On Dec. 8, two Royal Netherlands Air Force F-16s based at Malbork in Poland to provide NATO Baltic Air Policing duties intercepted and escorted two Russian Air Force Su-34 Fullback bombers flying in international airspace.
The two Su-34s, which hadn't filed flight plans, were traveling southbound to Kaliningrad, a Russian exclave, located between Poland and Lithuania and site of of Russian military airfields.
According to the Dutch Ministry of Defense, it was the second interception by Dutch F-16s since the RNlAF planes were detached to Poland on Sept. 3. The first scramble took place on Nov. 12 when the quick reaction alert (QRA) jets shadowed a four-engine Ilyushin transport aircraft flying north of Estonia and Lithuania.

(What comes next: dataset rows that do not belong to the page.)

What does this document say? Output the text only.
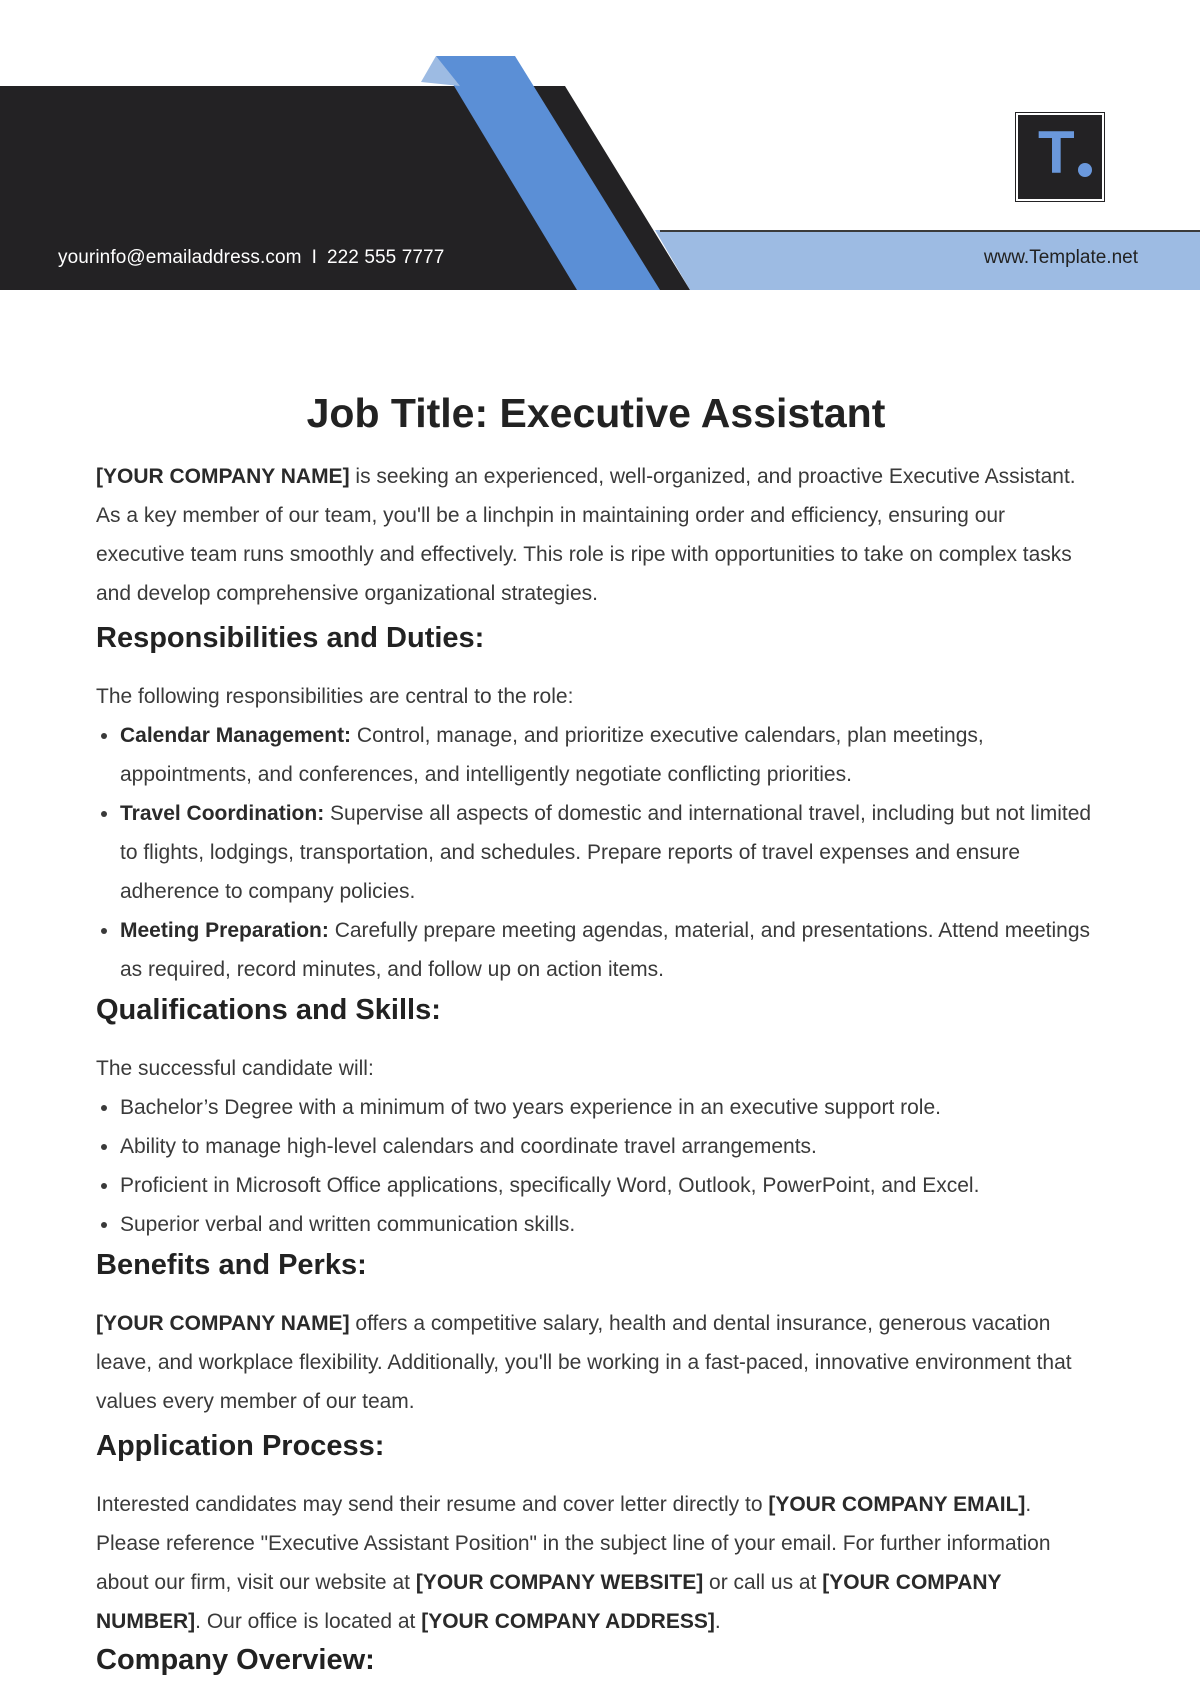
yourinfo@emailaddress.com I 222 555 7777	www.Template.net
T
Job Title: Executive Assistant

[YOUR COMPANY NAME] is seeking an experienced, well-organized, and proactive Executive Assistant. As a key member of our team, you'll be a linchpin in maintaining order and efficiency, ensuring our executive team runs smoothly and effectively. This role is ripe with opportunities to take on complex tasks and develop comprehensive organizational strategies.

Responsibilities and Duties:

The following responsibilities are central to the role:

• Calendar Management: Control, manage, and prioritize executive calendars, plan meetings, appointments, and conferences, and intelligently negotiate conflicting priorities.
• Travel Coordination: Supervise all aspects of domestic and international travel, including but not limited to flights, lodgings, transportation, and schedules. Prepare reports of travel expenses and ensure adherence to company policies.
• Meeting Preparation: Carefully prepare meeting agendas, material, and presentations. Attend meetings as required, record minutes, and follow up on action items.
Qualifications and Skills:

The successful candidate will:

• Bachelor’s Degree with a minimum of two years experience in an executive support role.
• Ability to manage high-level calendars and coordinate travel arrangements.
• Proficient in Microsoft Office applications, specifically Word, Outlook, PowerPoint, and Excel.
• Superior verbal and written communication skills.
Benefits and Perks:

[YOUR COMPANY NAME] offers a competitive salary, health and dental insurance, generous vacation leave, and workplace flexibility. Additionally, you'll be working in a fast-paced, innovative environment that values every member of our team.

Application Process:

Interested candidates may send their resume and cover letter directly to [YOUR COMPANY EMAIL]. Please reference "Executive Assistant Position" in the subject line of your email. For further information about our firm, visit our website at [YOUR COMPANY WEBSITE] or call us at [YOUR COMPANY NUMBER]. Our office is located at [YOUR COMPANY ADDRESS].

Company Overview:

Su-34s are becoming frequent visitors to the airspaces of northern Europe.
The first photos showing Russian Air Force Fullback warplanes in the Baltics were taken last month by RNoAF F-16s on QRA at Bodo airbase. More recently, the Royal Norwegian Air Force has released a heads-up display video showing aggressive Russian flying by a Mig-31 escorting two Su-34s at the end of October off Finmark.
As NATO has highlighted, Russian activities in the Baltics have surged in 2014: since the beginning of the year, NATO planes were scrambled to identify and escort Russian aircraft more than 100 times, three times the number as in 2013.